Jakarta: The Indonesian military is dispatching 40 health workers to Gaza as a part of its humanitarian assistance to the enclave’s people, with the first group set to reach a UAE floating hospital in Egypt on Friday, before transfer to Rafah.
Indonesia has been one of the most vocal countries opposing Israel’s ongoing deadly invasion of Gaza and demanding an end to its occupation of Palestine.
Since the beginning of Tel Aviv’s daily bombardment of the besieged enclave in October, Indonesian authorities and people have sent several shipments with hundreds of tonnes of aid.
The first group of healthcare workers includes 25 doctors, nurses, midwives and other medical staff.
“What is happening in Gaza, in the Middle East, pierces our humanity,” Indonesian President-elect and Defense Minister Prabowo Subianto said at a pre-departure briefing in Jakarta on Wednesday evening.

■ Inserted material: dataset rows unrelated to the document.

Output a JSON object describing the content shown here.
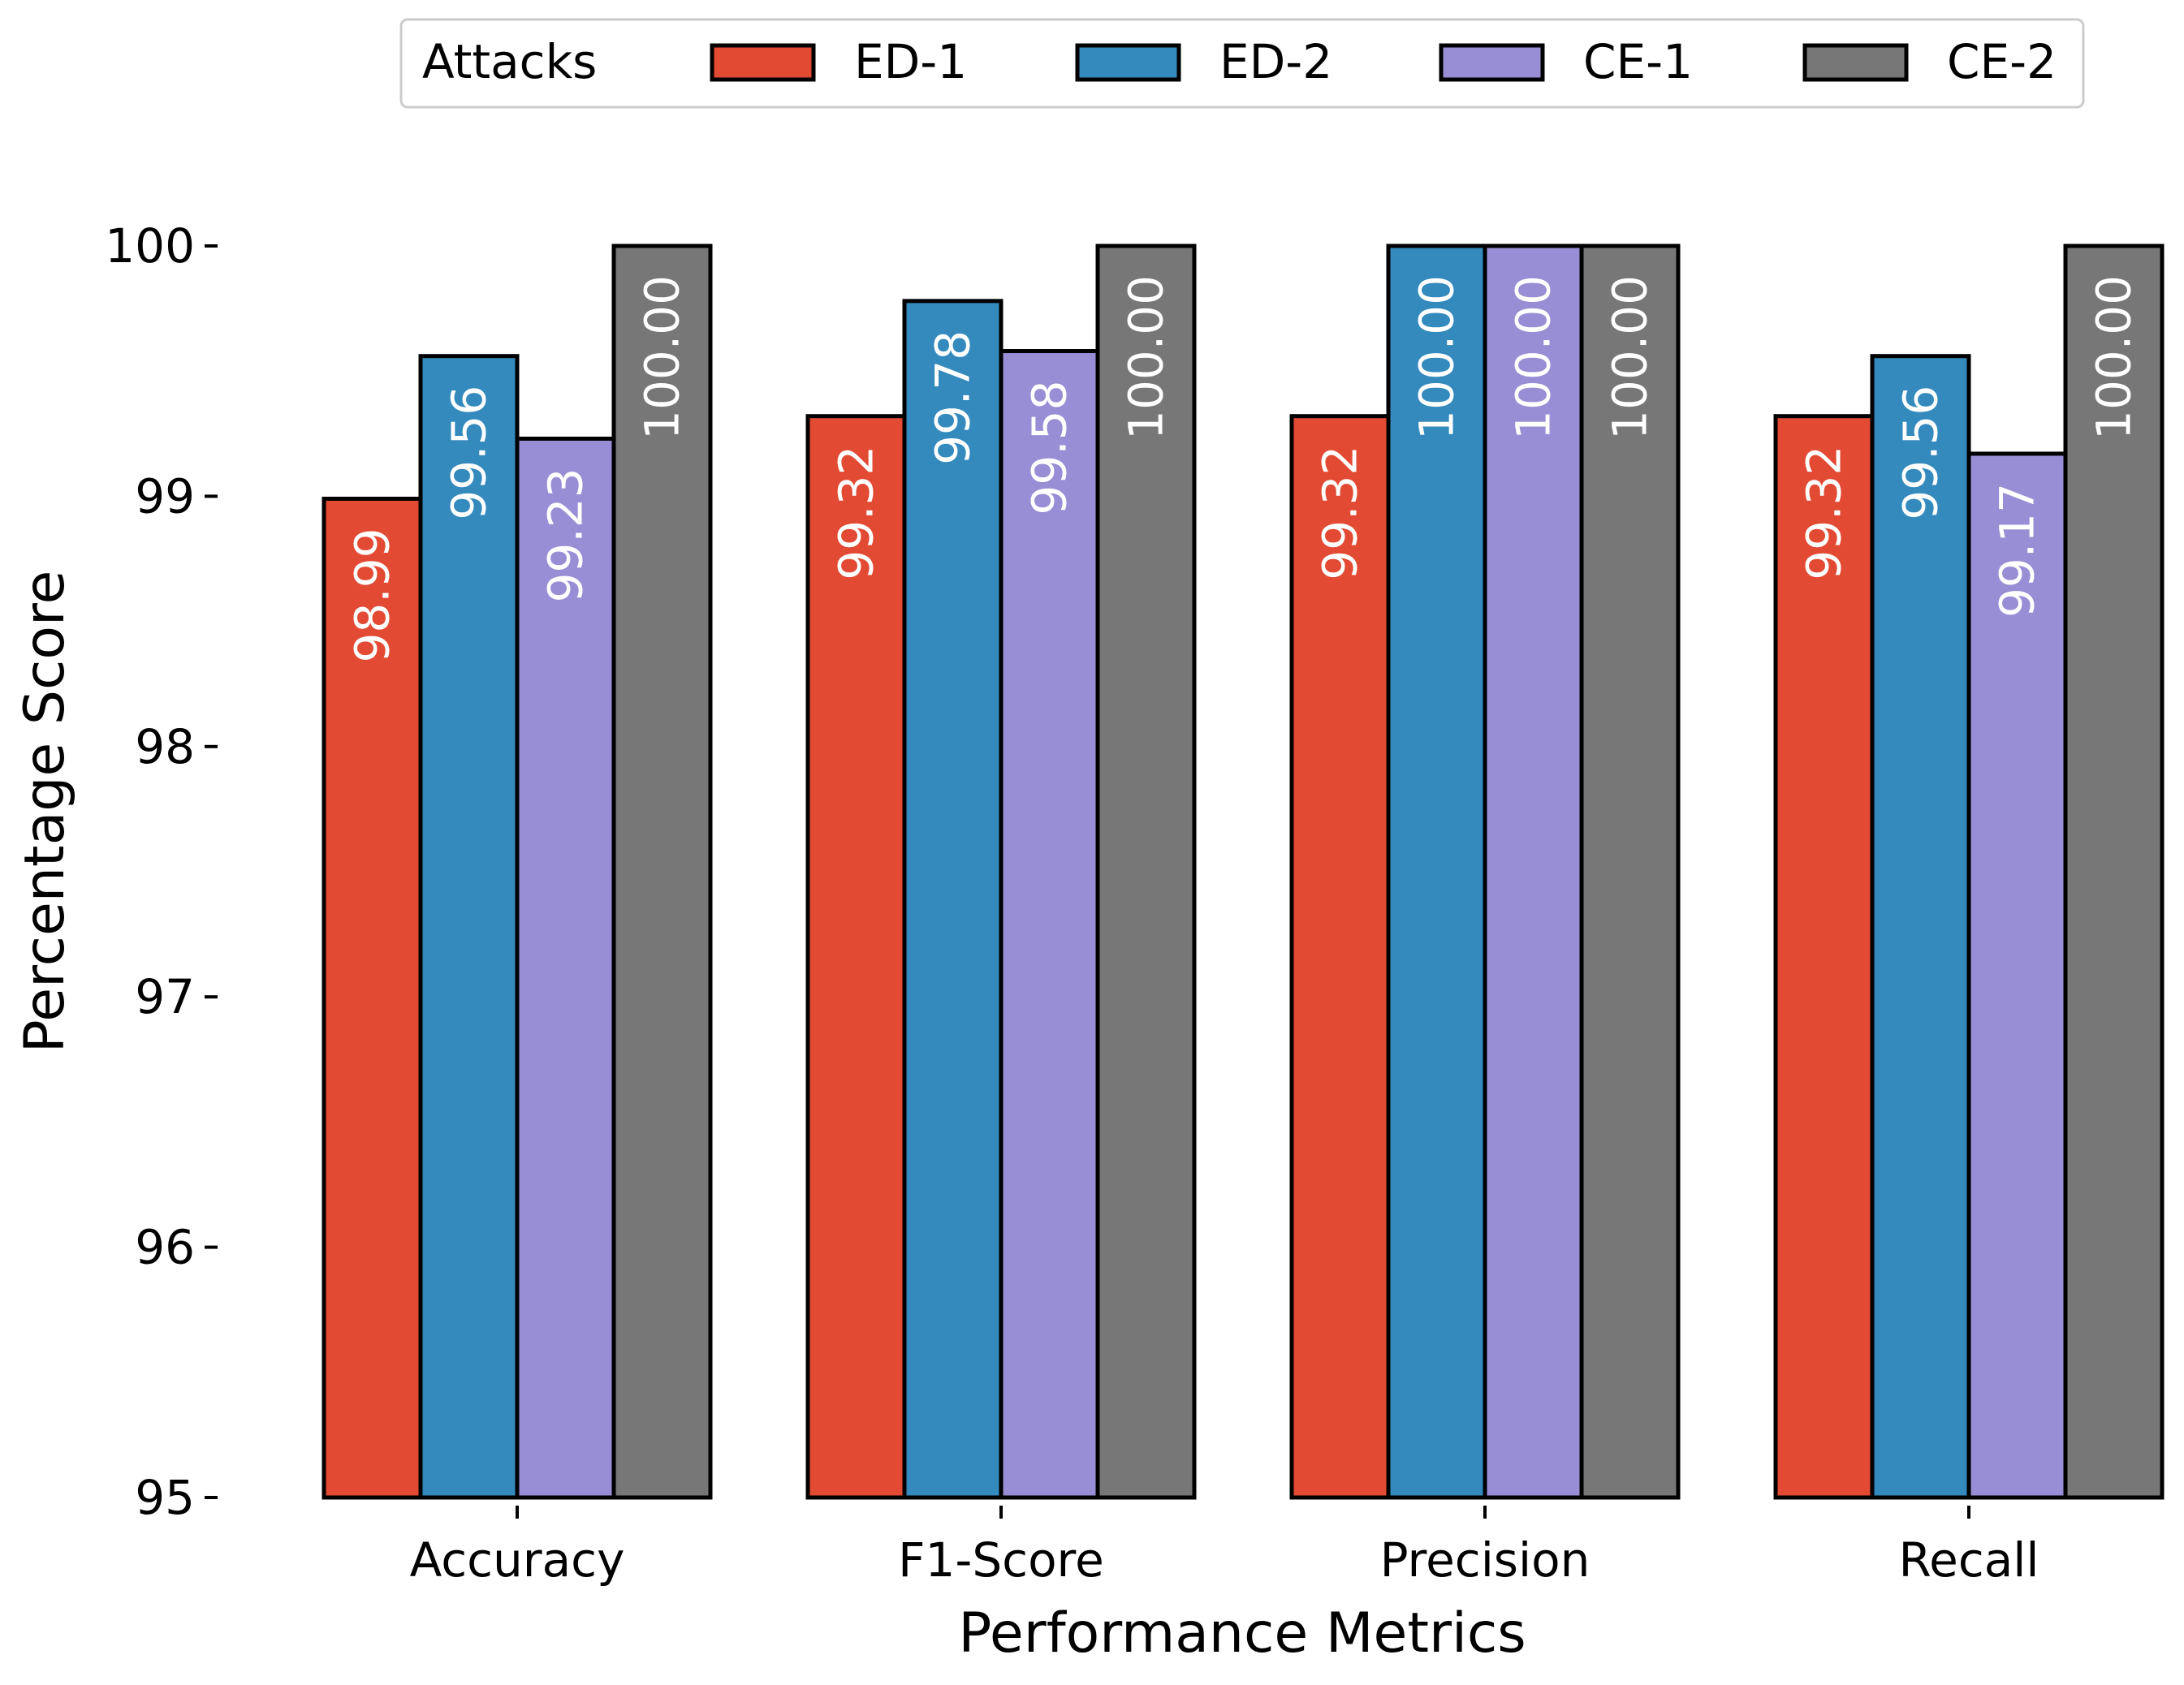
{
  "chart_data": {
    "type": "bar",
    "title": "",
    "xlabel": "Performance Metrics",
    "ylabel": "Percentage Score",
    "ylim": [
      95,
      100
    ],
    "yticks": [
      95,
      96,
      97,
      98,
      99,
      100
    ],
    "categories": [
      "Accuracy",
      "F1-Score",
      "Precision",
      "Recall"
    ],
    "legend_title": "Attacks",
    "legend_position": "top-center",
    "series": [
      {
        "name": "ED-1",
        "color": "#e24a33",
        "values": [
          98.99,
          99.32,
          99.32,
          99.32
        ],
        "labels": [
          "98.99",
          "99.32",
          "99.32",
          "99.32"
        ]
      },
      {
        "name": "ED-2",
        "color": "#348abd",
        "values": [
          99.56,
          99.78,
          100.0,
          99.56
        ],
        "labels": [
          "99.56",
          "99.78",
          "100.00",
          "99.56"
        ]
      },
      {
        "name": "CE-1",
        "color": "#988ed5",
        "values": [
          99.23,
          99.58,
          100.0,
          99.17
        ],
        "labels": [
          "99.23",
          "99.58",
          "100.00",
          "99.17"
        ]
      },
      {
        "name": "CE-2",
        "color": "#777777",
        "values": [
          100.0,
          100.0,
          100.0,
          100.0
        ],
        "labels": [
          "100.00",
          "100.00",
          "100.00",
          "100.00"
        ]
      }
    ]
  }
}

“Indonesia must show solidarity, its humanitarian responsibility to defend the spirit of independence, the right for a nation to live and determine their own fate, free of oppression.”
“I thank you all for your willingness to serve. Good luck everyone,” Subianto said.
While there is a plan to transfer more than a dozen of the military health personnel to the UAE field hospital in Rafah, that part of the mission depends on the security situation in Gaza’s southern city, said Maj. Gen. Ujang Darwis, the ministry’s director-general of defense strategy.
The Indonesian military will dispatch the second group of personnel from Jakarta after the first “safely arrives” at the Rafah field hospital, Darwis said in a report to Subianto.
The Indonesian health workers will serve four months on the mission, rotating their shifts between the floating hospital in Egypt and the field hospital in Rafah.